The first five songs showcased Beyoncé’s softer side, her impressive vocal range in ‘I Care’ and ‘1+1’, where she sat on a piano accompanied by her silver-haired pianist – a performing pose she’s struck since her Glastonbury headline in 2011.

With such a deep catalogue to choose from, the set could really have gone in any direction, the crowd gladly at the mercy of a cultural juggernaut. But Beyoncé chose to perform ‘Flaws and All’; an interesting choice in my opinion, having not performed this song since 2013, with it being a deluxe album track to her sophomore, B’Day. It was an easy way to decipher the truest fans from the mere hit-seekers, however. After this softer interlude, Sasha Fierce appeared and the rest of the show was a spectacle of music, dance and joy.

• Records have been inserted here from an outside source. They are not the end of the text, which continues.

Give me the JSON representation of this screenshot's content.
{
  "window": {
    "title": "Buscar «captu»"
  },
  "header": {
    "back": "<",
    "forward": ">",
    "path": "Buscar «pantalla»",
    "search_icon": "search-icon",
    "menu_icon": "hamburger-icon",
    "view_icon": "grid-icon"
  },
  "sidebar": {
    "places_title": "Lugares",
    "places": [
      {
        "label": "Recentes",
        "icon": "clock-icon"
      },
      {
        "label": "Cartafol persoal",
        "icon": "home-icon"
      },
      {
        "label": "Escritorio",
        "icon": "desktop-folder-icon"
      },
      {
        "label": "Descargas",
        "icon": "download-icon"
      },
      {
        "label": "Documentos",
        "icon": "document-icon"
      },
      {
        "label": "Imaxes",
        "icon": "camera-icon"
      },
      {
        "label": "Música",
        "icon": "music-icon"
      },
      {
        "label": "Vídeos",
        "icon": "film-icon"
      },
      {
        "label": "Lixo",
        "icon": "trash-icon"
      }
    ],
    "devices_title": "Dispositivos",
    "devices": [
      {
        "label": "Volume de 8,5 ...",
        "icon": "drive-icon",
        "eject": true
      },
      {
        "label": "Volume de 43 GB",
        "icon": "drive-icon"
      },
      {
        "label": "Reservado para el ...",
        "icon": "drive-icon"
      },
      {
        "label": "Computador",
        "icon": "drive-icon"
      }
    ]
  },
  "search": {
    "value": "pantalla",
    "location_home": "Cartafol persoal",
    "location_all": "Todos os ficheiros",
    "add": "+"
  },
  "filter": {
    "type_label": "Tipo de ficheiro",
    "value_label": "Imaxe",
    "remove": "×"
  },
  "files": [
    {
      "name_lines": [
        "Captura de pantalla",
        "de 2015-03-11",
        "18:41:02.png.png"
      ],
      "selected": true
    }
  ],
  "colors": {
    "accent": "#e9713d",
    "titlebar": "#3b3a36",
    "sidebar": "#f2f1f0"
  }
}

Beyoncé performed all sixteen songs from Renaissance, which was a real joy (although this is, after all, The Renaissance Tour). However, there is always a worry with artists as established as Queen Bey that concert-goers won’t have listened to the newest instalment in the artist’s repertoire. There were some fans who instead thought this would be a greatest hits tour.

Yet all of the Renaissance songs were vibrant, full of energy and excitement, with Beyoncé stating ‘Heated’ was her favourite song on the album and asking fans to help rap along (a tough feat with lyrics like “flip-flop, flippy, flip-floppin’-ass bitch”). Hearing ‘Cuff It’, the song of 2022’s summer, and its ‘Wetter Remix’, was another treat for hardcore fans, with this rendition only released in February.

The staging was no doubt Beyoncé’s biggest and boldest yet. She balanced off a pole on a silver army tank, perched atop the gleaming horse from Renaissance’s album artwork and practically flew about the stadium to close it all off.

Familiar faces were there; there were no musical collaborators at this gig, but her eleven-year-old daughter Blue Ivy came out to dance with her and Les Twins, French dancers who have accompanied her for years, joined onstage, holding up a ‘Sarcelles’ French flag of their hometown.

I considered buying tickets again for a London show, but with remaining tickets only at the upper echelon of the price bracket, I decided to bask in the ‘Heated’ rapture of yet another sensational Beyoncé tour.